The second dataset was acquired with a Siemens Magnetom Prisma with field strength \(B_0 = 3\) T at the University of Regensburg (UR). The data of 10 different subjects were used, whereby resting state fMRI data were collected during a scanning time of 7.3 min. All subjects provided written informed consent and the study was approved by the local ethics committee of the University of Regensburg. All methods were performed in accordance with the relevant guidelines and regulations. An EPI sequence was employed using multi-band (factor 8) acceleration, sampling 600 volumetric images per run with a repetition time of \(TR= 730\) ms and an echo time of \(TE=31\) ms. The field of view was \(FOV = 208 \ {{\text {mm}}} \times 208 \ {{\text {mm}}}\) and \(N_s = 72\) slices with thickness of \(d_s = 2 \ {{\text {mm}}}\) were collected, containing voxels with a size of \(2 \ {{\text {mm}}} \times 2 \ {{\text {mm}}} \times 2 \ {{\text {mm}}}\). For preprocessing the HCP pipeline (version 4.0.0) was employed, as described by Glasser et al.38. To achieve good correspondence between the two datasets, the further preprocessing was also performed as outlined in subsection ‘HCP data’. The fMRI time courses were averaged within each brain region of the multi-modal parcellation scheme39, and again global signal regression was applied. Finally those time courses were bandpass filtered within the noise reduced range of 0.04–0.07 Hz.

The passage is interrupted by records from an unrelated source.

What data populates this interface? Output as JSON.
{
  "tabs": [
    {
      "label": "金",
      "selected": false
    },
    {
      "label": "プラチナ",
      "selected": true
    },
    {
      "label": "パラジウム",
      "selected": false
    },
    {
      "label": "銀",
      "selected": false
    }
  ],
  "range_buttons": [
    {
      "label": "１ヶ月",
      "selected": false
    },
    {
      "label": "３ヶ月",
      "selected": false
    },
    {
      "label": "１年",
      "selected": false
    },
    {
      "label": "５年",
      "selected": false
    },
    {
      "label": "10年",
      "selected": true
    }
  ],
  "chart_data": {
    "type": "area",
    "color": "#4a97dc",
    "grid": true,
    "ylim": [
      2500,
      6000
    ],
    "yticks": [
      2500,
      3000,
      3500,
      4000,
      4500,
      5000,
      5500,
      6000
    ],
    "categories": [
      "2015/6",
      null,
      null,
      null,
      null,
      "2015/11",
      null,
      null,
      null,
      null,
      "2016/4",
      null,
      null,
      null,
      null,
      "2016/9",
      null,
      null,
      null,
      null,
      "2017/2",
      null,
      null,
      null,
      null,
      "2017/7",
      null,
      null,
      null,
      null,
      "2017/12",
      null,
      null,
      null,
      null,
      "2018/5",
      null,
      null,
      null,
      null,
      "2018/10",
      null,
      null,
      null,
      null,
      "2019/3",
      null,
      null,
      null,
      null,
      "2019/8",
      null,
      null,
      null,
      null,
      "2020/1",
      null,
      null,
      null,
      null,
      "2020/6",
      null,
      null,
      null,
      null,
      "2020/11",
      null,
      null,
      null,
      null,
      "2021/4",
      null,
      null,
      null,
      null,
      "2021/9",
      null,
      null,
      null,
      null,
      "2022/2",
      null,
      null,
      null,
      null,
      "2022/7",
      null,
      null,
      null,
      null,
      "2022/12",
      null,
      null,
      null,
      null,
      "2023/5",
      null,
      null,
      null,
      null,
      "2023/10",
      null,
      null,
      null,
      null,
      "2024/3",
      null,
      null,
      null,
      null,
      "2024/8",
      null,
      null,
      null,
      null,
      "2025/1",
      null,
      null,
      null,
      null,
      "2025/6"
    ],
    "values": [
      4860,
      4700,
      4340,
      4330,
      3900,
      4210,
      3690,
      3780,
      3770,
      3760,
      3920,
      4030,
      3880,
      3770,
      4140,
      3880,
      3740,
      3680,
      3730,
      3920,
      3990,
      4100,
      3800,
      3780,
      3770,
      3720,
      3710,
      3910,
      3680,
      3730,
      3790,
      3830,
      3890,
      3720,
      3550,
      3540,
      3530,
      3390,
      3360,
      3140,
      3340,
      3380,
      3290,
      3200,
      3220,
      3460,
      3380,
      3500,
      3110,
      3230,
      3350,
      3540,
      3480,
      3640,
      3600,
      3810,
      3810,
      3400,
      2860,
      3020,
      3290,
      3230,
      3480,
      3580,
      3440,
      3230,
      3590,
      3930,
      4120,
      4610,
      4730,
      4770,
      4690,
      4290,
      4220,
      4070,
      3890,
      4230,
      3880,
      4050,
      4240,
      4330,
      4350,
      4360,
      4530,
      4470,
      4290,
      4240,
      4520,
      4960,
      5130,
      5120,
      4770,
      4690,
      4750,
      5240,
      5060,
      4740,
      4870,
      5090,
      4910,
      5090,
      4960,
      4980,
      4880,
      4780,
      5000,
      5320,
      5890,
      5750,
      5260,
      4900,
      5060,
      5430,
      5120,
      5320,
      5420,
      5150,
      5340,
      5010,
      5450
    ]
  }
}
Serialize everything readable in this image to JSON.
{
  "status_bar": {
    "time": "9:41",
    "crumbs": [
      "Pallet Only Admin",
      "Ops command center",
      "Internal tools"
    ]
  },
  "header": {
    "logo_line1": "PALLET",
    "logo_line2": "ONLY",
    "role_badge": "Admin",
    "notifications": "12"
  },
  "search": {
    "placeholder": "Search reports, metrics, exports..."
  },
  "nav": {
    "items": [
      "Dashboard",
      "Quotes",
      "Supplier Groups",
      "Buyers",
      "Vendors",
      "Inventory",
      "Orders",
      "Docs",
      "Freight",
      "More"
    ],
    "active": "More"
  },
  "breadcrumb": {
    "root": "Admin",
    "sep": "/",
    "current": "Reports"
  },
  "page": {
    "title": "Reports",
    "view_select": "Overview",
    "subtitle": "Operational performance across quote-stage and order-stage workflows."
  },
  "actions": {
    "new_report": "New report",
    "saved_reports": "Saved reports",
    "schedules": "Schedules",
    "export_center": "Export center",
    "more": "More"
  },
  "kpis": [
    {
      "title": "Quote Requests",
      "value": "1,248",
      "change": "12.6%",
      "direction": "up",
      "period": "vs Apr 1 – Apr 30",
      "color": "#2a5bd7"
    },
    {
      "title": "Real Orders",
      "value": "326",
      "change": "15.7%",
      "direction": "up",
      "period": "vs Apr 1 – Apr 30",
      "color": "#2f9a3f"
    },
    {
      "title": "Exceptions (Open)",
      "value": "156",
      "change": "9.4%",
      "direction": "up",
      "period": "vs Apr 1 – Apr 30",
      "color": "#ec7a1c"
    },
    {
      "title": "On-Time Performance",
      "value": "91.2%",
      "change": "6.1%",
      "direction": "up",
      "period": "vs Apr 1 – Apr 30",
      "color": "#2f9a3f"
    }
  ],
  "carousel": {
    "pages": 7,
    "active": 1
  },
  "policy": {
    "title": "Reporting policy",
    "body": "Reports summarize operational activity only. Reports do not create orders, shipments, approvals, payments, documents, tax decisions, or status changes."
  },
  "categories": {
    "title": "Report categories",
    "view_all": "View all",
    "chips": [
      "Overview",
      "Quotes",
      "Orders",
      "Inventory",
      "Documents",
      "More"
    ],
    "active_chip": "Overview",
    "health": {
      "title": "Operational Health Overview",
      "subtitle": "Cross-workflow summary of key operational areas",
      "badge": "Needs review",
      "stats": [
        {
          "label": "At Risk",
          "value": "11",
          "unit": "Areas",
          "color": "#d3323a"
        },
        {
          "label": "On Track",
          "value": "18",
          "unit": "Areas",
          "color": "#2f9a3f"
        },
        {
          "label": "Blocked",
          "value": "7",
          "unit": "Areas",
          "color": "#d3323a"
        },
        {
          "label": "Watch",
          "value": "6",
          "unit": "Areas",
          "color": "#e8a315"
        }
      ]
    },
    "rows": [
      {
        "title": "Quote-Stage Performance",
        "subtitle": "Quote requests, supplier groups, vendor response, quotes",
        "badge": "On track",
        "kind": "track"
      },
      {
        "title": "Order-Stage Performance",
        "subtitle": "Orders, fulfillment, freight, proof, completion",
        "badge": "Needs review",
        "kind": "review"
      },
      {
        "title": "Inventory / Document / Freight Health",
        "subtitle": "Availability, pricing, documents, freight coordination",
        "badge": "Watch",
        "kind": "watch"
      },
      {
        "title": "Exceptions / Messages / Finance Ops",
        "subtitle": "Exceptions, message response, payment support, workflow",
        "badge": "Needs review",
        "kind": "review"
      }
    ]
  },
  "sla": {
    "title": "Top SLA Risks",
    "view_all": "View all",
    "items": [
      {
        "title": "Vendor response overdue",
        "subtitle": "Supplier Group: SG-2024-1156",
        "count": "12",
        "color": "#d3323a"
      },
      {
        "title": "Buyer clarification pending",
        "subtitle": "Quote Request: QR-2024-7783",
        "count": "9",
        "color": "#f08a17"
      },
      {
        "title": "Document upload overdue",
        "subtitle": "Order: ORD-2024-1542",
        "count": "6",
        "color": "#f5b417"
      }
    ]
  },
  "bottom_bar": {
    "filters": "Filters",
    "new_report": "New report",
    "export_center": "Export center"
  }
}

To reconstruct the anatomical connectivity, diffusion MRI data was collected in 4 runs, sampling approximately 90 directions, employing two shells with \(b = 1500\) and \(3000 \ {\text {s}}/{{\text {mm}}}^2\), and also including 7 \(b=0\) images. The repetition time of the Spin-echo EPI sequence was \(TR=3222\) ms with an echo time \(TE=89.2\) ms, employing a multi-band (factor 4) acceleration. Overall \(N_s=92\) slices were collected, with a field of view \(FOV = 210 \ {{\text {mm}}} \times 210 \ {{\text {mm}}}\), containing voxels with a size of \(1.5 \ {{\text {mm}}} \times 1.5 \ {{\text {mm}}} \times 1.5 \ {{\text {mm}}}\). Preprocessing of the diffusion MRI data was based on the HCP guidelines38, and finally the anatomical connectivity matrices were obtained like in the previous subsection ‘HCP data’, using constrained spherical deconvolution as provided in the MRtrix package35. The group structural connectivity was computed as an average over the 10 subjects.